Experimental Setup and Results

Two types of locomotion policies are tested: a didactic "blind" policy and a state-of-the-art DARPA Subterranean Challenge-winning perceptive policy. Experiments in both simulation and real-world settings demonstrate that the proposed adversaries can effectively destabilize these controllers.

1. Didactic Policy:
   • Initial attacks destabilize the robot with carefully crafted perturbations.
   • After finetuning with these adversarial samples, the controller becomes robust against the initial attacks but remains vulnerable to newly crafted attacks leveraging spaces initially not targeted.
2. DARPA Subterranean Challenge Policy:
   • Real-world validation shows that adversarial attacks in simulation align well with the actual robot's performance.
   • Finetuning with adversarial samples significantly enhances the controller's robustness, enabling it to withstand previously successful adversarial attacks.

Comparative Analysis

The authors compare their approach against standard testing methods (random constant forces, fixed settings tests) and manually crafted perturbations by human operators. The results show that traditional randomization techniques and human intuition are insufficient for identifying subtle vulnerabilities. The RL-based adversarial method uncovers these weaknesses more effectively, reflecting the necessity of computational approaches for robustness assessment.

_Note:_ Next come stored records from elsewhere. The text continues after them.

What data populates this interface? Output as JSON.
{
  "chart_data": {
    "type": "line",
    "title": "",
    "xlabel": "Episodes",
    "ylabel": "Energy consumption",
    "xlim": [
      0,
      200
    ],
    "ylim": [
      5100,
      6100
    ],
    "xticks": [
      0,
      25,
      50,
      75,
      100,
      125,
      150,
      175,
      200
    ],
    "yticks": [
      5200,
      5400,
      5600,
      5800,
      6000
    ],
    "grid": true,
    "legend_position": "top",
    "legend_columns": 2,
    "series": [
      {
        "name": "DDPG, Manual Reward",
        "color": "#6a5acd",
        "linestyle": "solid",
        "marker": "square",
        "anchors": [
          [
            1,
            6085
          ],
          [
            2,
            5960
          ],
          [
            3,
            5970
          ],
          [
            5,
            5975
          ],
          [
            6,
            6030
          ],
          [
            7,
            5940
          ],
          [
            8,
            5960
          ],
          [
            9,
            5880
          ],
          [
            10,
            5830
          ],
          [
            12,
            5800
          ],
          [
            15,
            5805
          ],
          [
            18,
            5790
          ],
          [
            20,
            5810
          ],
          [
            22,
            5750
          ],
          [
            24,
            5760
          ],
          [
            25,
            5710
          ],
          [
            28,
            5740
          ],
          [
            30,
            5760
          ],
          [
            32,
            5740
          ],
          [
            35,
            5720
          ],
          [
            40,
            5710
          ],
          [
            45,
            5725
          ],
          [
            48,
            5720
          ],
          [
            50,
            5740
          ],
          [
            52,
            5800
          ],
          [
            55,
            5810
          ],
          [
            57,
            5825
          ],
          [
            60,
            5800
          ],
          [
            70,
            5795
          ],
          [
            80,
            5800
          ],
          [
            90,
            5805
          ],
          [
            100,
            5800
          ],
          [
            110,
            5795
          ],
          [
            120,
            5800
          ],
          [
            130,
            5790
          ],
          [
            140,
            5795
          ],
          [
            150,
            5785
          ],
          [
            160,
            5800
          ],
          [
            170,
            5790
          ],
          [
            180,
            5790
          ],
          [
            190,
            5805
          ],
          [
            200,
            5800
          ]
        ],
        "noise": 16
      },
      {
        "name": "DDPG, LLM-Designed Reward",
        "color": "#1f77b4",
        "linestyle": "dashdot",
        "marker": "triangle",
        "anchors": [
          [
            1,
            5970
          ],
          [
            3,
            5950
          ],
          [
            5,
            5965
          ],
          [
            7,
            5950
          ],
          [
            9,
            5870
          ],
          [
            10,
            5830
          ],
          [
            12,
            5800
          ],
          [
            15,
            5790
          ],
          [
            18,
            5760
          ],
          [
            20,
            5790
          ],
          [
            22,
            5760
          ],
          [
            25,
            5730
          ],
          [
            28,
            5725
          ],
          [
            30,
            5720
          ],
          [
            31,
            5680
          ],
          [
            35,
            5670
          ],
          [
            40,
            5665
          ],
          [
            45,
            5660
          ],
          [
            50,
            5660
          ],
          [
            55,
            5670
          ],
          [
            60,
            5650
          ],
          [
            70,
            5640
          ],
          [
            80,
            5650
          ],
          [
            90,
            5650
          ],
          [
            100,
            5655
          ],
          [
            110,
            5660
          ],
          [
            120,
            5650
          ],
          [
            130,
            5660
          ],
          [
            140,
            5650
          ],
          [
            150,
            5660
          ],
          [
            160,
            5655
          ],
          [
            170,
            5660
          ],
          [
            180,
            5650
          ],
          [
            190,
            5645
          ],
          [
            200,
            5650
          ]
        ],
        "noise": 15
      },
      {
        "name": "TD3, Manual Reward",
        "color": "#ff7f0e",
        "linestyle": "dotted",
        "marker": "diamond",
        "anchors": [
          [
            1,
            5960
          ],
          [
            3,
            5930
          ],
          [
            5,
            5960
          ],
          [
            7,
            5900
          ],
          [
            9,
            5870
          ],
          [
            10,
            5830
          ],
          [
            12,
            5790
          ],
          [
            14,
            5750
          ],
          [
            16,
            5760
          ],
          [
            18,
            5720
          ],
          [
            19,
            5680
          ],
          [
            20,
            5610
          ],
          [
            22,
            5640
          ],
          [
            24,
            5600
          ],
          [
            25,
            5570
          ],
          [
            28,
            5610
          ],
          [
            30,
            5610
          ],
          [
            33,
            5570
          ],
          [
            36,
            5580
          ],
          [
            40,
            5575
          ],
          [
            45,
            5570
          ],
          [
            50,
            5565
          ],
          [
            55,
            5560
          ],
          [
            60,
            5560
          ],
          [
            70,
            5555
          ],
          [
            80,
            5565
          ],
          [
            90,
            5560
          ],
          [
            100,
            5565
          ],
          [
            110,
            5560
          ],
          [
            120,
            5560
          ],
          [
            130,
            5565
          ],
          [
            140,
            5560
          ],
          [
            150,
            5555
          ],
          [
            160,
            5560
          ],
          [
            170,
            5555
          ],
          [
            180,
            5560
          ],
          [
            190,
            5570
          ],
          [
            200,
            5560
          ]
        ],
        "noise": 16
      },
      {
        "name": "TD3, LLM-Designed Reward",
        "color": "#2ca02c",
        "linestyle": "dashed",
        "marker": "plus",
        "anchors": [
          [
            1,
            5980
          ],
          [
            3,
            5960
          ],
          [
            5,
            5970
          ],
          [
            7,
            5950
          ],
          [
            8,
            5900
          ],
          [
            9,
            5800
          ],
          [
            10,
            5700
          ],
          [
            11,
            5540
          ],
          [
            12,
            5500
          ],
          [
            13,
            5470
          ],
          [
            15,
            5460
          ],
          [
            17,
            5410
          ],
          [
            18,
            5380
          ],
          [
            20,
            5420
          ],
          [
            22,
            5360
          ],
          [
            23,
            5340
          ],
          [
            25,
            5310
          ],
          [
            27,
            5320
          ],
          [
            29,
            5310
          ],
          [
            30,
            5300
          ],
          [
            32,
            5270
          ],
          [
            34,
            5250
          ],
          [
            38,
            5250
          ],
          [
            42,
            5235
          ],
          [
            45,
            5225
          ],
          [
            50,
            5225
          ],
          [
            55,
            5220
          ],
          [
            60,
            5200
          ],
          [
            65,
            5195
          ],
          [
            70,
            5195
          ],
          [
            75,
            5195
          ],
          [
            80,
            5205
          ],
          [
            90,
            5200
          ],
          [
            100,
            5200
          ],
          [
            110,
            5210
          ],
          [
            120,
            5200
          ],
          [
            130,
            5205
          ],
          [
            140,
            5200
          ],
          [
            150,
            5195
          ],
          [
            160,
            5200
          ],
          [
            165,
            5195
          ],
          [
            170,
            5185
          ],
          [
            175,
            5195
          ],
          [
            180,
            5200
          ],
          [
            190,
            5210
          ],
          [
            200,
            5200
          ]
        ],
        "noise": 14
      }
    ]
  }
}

Implications and Future Directions

Practical Implications

1. Safety and Reliability:
   • The proposed adversarial testing methodology illuminates failure modes that conventional domain randomization and standard tests miss. This comprehensive assessment is crucial for ensuring the safety and reliability of quadrupedal robots in real-world applications.
2. Policy Robustification:
   • Integrating adversarial samples into the training process allows for finetuning controllers, significantly improving their robustness. This iterative attack-defense finetuning process creates robust systems capable of withstanding environmental uncertainties and adversarial perturbations.

Theoretical Implications

1. Adversarial Learning:
   • The paper’s use of Lipschitz regularization in adversarial learning underscores the importance of generating realistic perturbations, pushing forward the boundary of adversarial robustness in robotics.
2. Diverse Vulnerability Assessment:
   • Introducing multi-modal attack strategies provides a broader understanding of potential failure points. As robots operate in increasingly complex environments, understanding these multifaceted weaknesses becomes imperative.

Future Directions

The research opens several avenues for further exploration:

1. Scalability of Adversarial Methods:
   • Extending the methodology to other types of controllers (e.g., model predictive controllers) and robotic platforms would generalize the findings.
2. High-dimensional Adversarial Attacks:
   • Developing effective methods for high-dimensional attack spaces, such as those involving extensive exteroceptive observations, remains an open challenge.
3. Broad-Spectrum Robustification:
   • Refining the finetuning process to balance performance and robustness more effectively, possibly through multi-objective optimization techniques.

In conclusion, the paper makes substantive contributions to the robustness assessment of quadrupedal locomotion controllers using adversarial attacks. It lays the groundwork for more resilient and reliable robotic systems capable of operating in diverse and challenging environments.